The dust question has one area lawmaker looking for a broader view.
“We’ve been considering this (risks of silica dust) from a worker’s perspective,” said Rep. Rick Hansen, DFL-South St. Paul.
“But I think we need to look at it from a community perspective,” said Hansen, who is carrying legislation related to frac-sand mining.
Mining industry officials appearing before a joint legislative committee argued that their companies have served the state for generations, are very conscientious, and want to be engaged in the debate.
“This area knows mining,” Scott Sustacek of Jordan Sands said.
Tiller Corporation officials, who operate the sand processing operation in North Branch, spoke of public hearings and buy-in from local government officials on their operation.
They rejected the idea of a generic environmental assessment, arguing each mining operation should be judged individually.
Further, industry officials argued the current permitting procedure is extensive.
Needed documentation concerning air emissions at the North Branch facility, said geologist Kristen Pauly, ran into hundreds of pages.
The industry is supportive of on-going ambient air quality monitoring, she noted.
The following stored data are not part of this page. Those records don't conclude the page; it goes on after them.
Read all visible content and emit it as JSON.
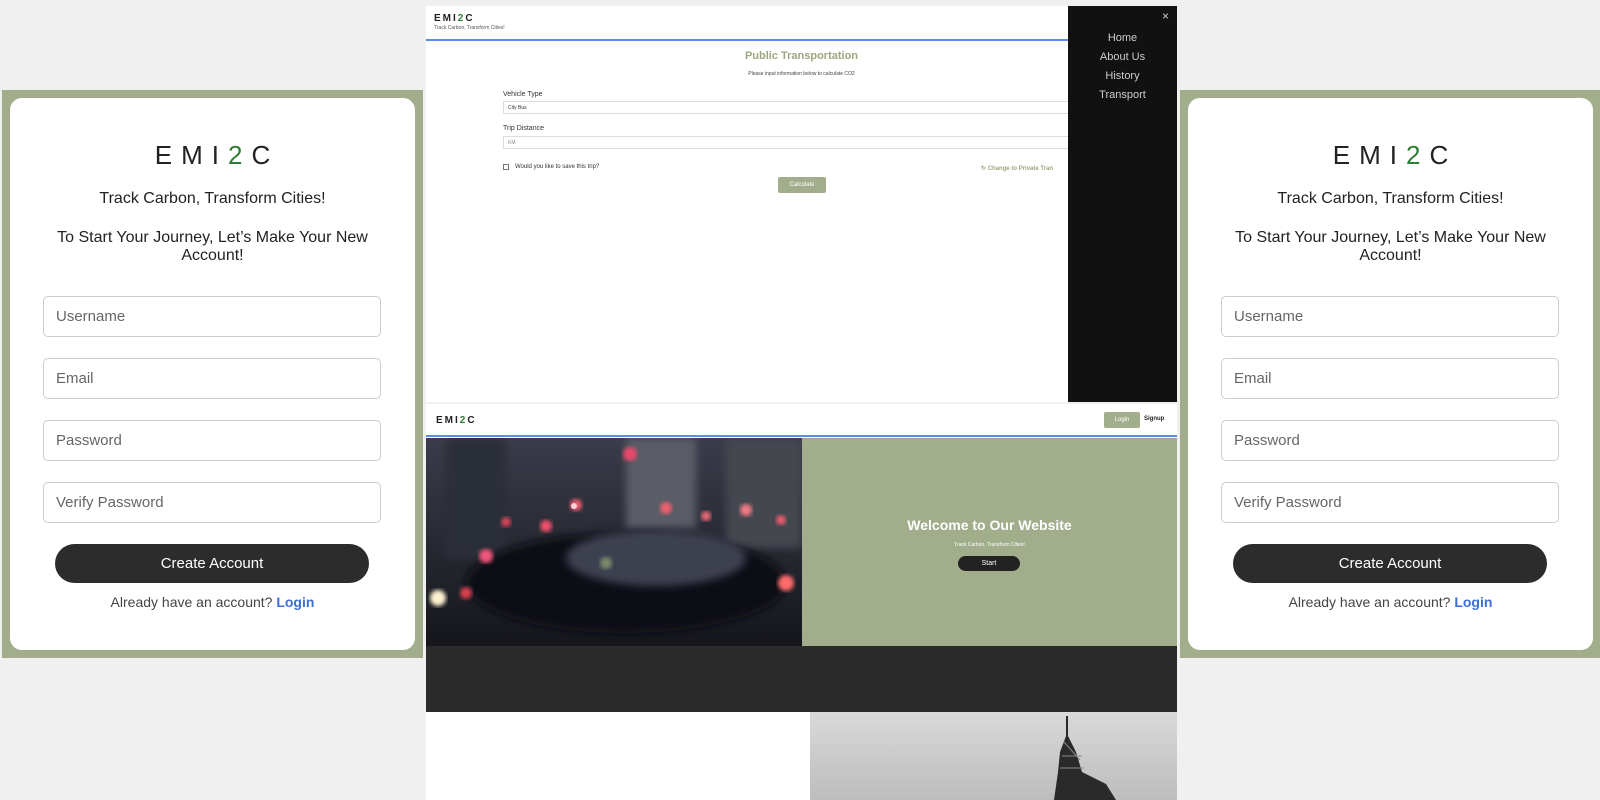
{
  "signup": {
    "logo_prefix": "EMI",
    "logo_accent": "2",
    "logo_suffix": "C",
    "tagline": "Track Carbon, Transform Cities!",
    "prompt": "To Start Your Journey, Let’s Make Your New Account!",
    "username_placeholder": "Username",
    "email_placeholder": "Email",
    "password_placeholder": "Password",
    "verify_placeholder": "Verify Password",
    "create_label": "Create Account",
    "have_account": "Already have an account?",
    "login_link": "Login"
  },
  "transport": {
    "logo_prefix": "EMI",
    "logo_accent": "2",
    "logo_suffix": "C",
    "tagline": "Track Carbon, Transform Cities!",
    "title": "Public Transportation",
    "subtitle": "Please input information below to calculate CO2",
    "vehicle_label": "Vehicle Type",
    "vehicle_value": "City Bus",
    "distance_label": "Trip Distance",
    "distance_placeholder": "KM",
    "save_trip": "Would you like to save this trip?",
    "change_link": "↻ Change to Private Tran",
    "calculate": "Calculate",
    "menu_close": "×",
    "menu": [
      "Home",
      "About Us",
      "History",
      "Transport"
    ]
  },
  "home": {
    "logo_prefix": "EMI",
    "logo_accent": "2",
    "logo_suffix": "C",
    "login": "Login",
    "signup": "Signup",
    "hero_title": "Welcome to Our Website",
    "hero_subtitle": "Track Carbon, Transform Cities!",
    "start": "Start"
  },
  "colors": {
    "brand_green": "#a2ae8b",
    "logo_accent": "#2e7d32",
    "link_blue": "#3b6fd8",
    "dark": "#2c2c2c"
  }
}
According to Minnesota Industrial Sand Council, an environmental assessment worksheet is currently required for sand mining projects that develop 40 or more acres.
A more elaborate environmental impact statement is required for industrial sand mining projects that develop 160 acres or more.
According to a Environmental Quality Board (EQB) report, five mines have been identified in Minnesota that extract industrial silica sand.
One additional mine has come on-line since December of 2012.
Five counties, including Houston, have passed moratoriums on new silica sand mining permits.
One frac mine typically employs between 10 and 20 people, while 40 to 50 may work at a typical sand processing plant, according to the EQB report.
The Midwest leads the nation in sand and gravel production.
In 2010, the region mined 67 percent of the sand used in hydraulic fracturing, according to the report.
Although the most extensive silica-sand deposits exposed at or near the surface run in a widening belt from Chisago County to Fillmore and Houston counties to the south, limited silica-sand resources are located in Pine, Kanabec, Isanti, Sherburne, Anoka, Wright, Carver and other counties.
In counties such as Hennepin, Ramsey, and Scott, silica-sand resources are limited to river corridors, according to the EQB report.